Wagenfeld, Wilhelm, Indexeintrag: Deutsche Biographie, https://www.deutsche-biographie.de/pnd118770594.html [28.03.2024].

CC0

  • Genealogie

    V Wilhelm (1872–1941), Arb. in Walle b. B., Wachmann, später Bürger in B., S d. Wilhelm (1842–1919), beide aus Specken (Kr. Diepholz), Landmann, Erbe e. seit d. 30j. Krieg nachweisbaren Gutshofs, 1878 versteigert, Ziegenzüchter in Walle b. B., u. d. Margarethe Feldhaus (1846–1924), aus Ritterrode (Harz);
    M Elisabeth (1872–1945), Hausmädchen in B., T d. Carsten Wichmann, Arb. in B., u. d. Anna Marie Osmers;
    1) Weimar 1925 1941 Elsa (1902–94), T d. Max Heinrich (1863–1945), aus Geithain (Sachsen), Kaufm. in Weimar, u. d. Frieda Lärzer, 2) Erika (1920–2008), mit d. Stadtgde. d. Freien Hansestadt Bremen 1993 Stifterin d. W. W. Stiftung Bremen (s. A, W), T d. Karl Paulus, aus d. Hunsrück, Dir. d. Sparkasse Weißwasser, u. d. Maria Pierhalla;
    2 S aus 1) Johann (1926–45 ), Heinrich (Karsten) (1928–2005, Elma Hohlweg, Chemikerin), Physiker am Royal Melbourne Inst. of Technology (RMIT Univ.), 1 Adoptiv-S Michael (1921–83), Chirurg, 1 T aus 2) Meike (* 1943, Alfons Noll, * 1937, b. d. Internat. Fernmeldeunion in Genf), Dr. iur., LL. M., b. d. Vereinten Nationen in Genf;
    E Matthias (* 1956), Ing., Franziska (* 1958), Filmproduzentin, Malte (* 1963), Prof. f. Ind.design in Melbourne, Natalie (* 1979), Betreiberin e. landwirtsch. Domäne f. alte Pferde, Dorothea (* 1981), Doz. an e. Fachhochschule f. Weinbau, Oliver (* 1981), Gde.angest. f. Parks u. Straßen, Schafzüchter.

  • Biographie

    Nach der Volksschule 1914–18 absolvierte W. eine Lehre als Industriezeichner bei der Bremer Silberwarenfabrik „Koch & Bergfeld“, 1919–22 eine Ausbildung an der Staatlichen Zeichenakademie Hanau als Silberschmied und freier Graphiker. Frühe Holzschnitte und Radierungen sind vom Expressionismus geprägt. 1923 gründete W. in Worpswede eine kleine Werkstatt und begann eine enge Freundschaft mit Heinrich Vogeler (1872–1942). Im Herbst 1923 bewarb er sich am Staatlichen Bauhaus in Weimar, da ihm das von Walter Gropius (1883–1969) ausgegebene Motto „Kunst und Technik – eine neue Einheit“ eine Zukunftsperspektive eröffnete.

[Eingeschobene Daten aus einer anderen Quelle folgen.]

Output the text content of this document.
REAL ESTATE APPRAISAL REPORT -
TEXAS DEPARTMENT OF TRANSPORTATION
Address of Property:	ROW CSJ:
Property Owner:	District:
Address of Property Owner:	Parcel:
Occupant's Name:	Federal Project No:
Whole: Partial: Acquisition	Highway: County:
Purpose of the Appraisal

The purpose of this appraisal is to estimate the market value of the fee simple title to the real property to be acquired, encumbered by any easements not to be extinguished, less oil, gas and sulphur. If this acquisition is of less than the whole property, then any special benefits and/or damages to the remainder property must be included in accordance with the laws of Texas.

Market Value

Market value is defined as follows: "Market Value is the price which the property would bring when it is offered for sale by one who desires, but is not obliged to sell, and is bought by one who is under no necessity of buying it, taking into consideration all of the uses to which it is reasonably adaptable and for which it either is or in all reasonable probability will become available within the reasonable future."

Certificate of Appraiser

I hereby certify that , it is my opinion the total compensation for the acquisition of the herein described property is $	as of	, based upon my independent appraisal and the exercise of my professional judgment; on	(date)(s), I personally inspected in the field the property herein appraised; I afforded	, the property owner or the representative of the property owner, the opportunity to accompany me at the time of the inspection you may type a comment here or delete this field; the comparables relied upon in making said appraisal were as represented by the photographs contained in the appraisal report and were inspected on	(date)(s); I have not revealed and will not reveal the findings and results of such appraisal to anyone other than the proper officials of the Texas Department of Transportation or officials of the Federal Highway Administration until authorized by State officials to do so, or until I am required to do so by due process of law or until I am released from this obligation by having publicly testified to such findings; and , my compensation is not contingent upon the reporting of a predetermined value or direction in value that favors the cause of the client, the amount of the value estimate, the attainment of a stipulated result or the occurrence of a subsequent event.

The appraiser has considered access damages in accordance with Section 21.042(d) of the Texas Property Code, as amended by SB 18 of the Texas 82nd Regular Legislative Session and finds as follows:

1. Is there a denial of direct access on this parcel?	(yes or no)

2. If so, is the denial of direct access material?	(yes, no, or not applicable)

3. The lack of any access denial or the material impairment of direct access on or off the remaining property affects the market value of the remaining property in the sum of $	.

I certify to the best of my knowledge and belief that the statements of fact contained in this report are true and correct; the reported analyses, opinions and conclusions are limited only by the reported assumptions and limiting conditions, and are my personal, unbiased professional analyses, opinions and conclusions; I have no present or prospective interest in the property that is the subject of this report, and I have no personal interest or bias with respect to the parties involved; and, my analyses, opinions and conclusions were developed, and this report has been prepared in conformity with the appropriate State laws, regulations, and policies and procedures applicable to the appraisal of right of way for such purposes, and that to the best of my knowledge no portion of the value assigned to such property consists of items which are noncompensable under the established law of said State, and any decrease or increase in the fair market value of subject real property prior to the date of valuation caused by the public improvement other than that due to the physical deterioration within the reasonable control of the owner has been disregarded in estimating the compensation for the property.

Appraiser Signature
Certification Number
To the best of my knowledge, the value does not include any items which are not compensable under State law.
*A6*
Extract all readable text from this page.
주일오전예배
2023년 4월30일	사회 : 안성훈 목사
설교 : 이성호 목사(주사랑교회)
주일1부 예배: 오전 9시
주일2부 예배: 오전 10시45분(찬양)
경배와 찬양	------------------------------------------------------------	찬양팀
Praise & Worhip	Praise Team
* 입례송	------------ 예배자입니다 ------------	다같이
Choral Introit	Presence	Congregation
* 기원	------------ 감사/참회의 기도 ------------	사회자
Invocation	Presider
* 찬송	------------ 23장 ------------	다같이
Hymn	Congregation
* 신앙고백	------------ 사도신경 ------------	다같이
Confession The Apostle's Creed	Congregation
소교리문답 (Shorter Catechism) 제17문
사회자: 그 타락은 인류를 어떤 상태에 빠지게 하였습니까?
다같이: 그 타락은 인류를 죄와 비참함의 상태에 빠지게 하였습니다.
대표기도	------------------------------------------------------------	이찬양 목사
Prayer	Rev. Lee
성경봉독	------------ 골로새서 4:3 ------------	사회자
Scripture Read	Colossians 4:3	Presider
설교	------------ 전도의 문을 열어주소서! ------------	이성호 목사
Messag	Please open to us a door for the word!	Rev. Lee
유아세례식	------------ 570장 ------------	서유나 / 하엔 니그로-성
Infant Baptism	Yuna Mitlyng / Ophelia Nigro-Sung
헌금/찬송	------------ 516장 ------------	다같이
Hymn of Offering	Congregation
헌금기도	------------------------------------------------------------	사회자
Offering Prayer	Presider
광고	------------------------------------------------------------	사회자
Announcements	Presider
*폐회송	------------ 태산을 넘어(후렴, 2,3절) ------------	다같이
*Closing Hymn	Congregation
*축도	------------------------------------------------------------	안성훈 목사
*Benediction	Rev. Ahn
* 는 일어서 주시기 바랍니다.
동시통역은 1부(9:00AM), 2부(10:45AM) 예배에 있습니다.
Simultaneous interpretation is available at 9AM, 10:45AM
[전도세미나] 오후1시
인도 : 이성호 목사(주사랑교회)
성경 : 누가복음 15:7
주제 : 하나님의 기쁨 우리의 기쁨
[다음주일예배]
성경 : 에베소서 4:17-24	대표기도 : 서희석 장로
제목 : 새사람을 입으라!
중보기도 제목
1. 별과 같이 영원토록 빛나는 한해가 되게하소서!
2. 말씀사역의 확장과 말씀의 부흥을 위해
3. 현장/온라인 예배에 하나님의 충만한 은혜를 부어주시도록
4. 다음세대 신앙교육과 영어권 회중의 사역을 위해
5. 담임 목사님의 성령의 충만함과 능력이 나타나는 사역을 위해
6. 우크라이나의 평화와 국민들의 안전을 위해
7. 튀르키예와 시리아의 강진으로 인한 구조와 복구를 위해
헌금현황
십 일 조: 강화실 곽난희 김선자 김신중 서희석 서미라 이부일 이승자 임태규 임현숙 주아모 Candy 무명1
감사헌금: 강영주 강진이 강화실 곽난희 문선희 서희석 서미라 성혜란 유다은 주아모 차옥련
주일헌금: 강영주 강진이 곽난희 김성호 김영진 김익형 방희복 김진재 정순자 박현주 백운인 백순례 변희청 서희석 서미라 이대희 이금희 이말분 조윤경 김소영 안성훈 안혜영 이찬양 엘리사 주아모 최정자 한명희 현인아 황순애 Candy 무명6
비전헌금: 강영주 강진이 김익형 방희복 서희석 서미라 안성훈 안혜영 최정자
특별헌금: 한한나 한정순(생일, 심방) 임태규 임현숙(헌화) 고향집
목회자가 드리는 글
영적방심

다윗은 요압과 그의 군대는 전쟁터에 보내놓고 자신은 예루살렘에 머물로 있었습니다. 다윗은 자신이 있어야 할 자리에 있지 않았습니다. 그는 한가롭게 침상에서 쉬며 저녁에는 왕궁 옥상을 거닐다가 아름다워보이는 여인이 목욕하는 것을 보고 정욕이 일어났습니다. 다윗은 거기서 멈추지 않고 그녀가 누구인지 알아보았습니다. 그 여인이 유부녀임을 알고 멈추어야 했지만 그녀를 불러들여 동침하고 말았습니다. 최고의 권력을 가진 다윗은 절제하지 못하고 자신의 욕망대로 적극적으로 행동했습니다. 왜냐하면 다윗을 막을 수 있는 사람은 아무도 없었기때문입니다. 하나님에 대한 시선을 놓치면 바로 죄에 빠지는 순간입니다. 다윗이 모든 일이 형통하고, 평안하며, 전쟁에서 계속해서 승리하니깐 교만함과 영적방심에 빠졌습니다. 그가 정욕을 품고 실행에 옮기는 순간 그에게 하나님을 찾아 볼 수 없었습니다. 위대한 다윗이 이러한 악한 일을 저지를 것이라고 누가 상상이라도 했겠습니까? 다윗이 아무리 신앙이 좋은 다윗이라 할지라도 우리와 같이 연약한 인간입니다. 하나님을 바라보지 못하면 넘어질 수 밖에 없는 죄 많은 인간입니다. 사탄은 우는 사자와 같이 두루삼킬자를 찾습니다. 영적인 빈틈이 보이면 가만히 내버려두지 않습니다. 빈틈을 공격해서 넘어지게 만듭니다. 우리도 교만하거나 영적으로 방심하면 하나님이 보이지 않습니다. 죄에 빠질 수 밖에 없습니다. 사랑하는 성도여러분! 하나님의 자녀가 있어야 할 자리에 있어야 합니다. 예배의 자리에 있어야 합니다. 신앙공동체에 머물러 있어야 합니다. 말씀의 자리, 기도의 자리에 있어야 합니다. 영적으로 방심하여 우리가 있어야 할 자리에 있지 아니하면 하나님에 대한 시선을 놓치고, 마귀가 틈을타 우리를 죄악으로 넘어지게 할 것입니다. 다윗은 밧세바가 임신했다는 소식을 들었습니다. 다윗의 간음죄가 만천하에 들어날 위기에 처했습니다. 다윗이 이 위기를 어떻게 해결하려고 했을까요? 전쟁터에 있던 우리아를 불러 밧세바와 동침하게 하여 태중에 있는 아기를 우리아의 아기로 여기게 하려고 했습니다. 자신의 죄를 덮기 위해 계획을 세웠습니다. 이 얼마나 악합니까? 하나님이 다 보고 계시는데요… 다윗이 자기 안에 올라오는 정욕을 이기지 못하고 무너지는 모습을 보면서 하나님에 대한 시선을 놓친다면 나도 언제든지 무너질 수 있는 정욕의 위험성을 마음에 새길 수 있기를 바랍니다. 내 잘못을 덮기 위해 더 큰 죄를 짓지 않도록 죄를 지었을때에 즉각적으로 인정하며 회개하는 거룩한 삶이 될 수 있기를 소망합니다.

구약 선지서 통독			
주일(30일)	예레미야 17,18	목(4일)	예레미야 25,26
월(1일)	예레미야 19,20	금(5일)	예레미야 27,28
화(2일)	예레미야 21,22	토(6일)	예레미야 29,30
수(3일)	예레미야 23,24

    Ab Okt. 1923 arbeitete W. in der Metallwerkstatt des Bauhauses unter Leitung von László Moholy-Nagy (1895–1946), dem damaligen Formmeister, und dem Werkmeister Christian Dell (1893–1946), im April 1924 legte er seine Gesellenprüfung ab. Bis zur Schließung der Schule 1925 schuf W. Entwürfe, die zu den Inkunabeln der industriellen Moderne zählen, wie etwa die Bauhaus-Leuchten. An der Nachfolgeinstitution, der Staatlichen Bauhochschule Weimar, entwarf W. ab 1926 in der Metallwerkstatt erste industriell herstellbare Typen für eine Serienproduktion und arbeitete systematisch an ihrer Standardisierung. Als Mitglied des Dt. Werkbundes (seit 1926) engagierte er sich beim Ausbau eines breiten Netzwerkes mit dem Ziel, gemeinsam eine zeitgemäße, demokratische Industriekultur aufzubauen.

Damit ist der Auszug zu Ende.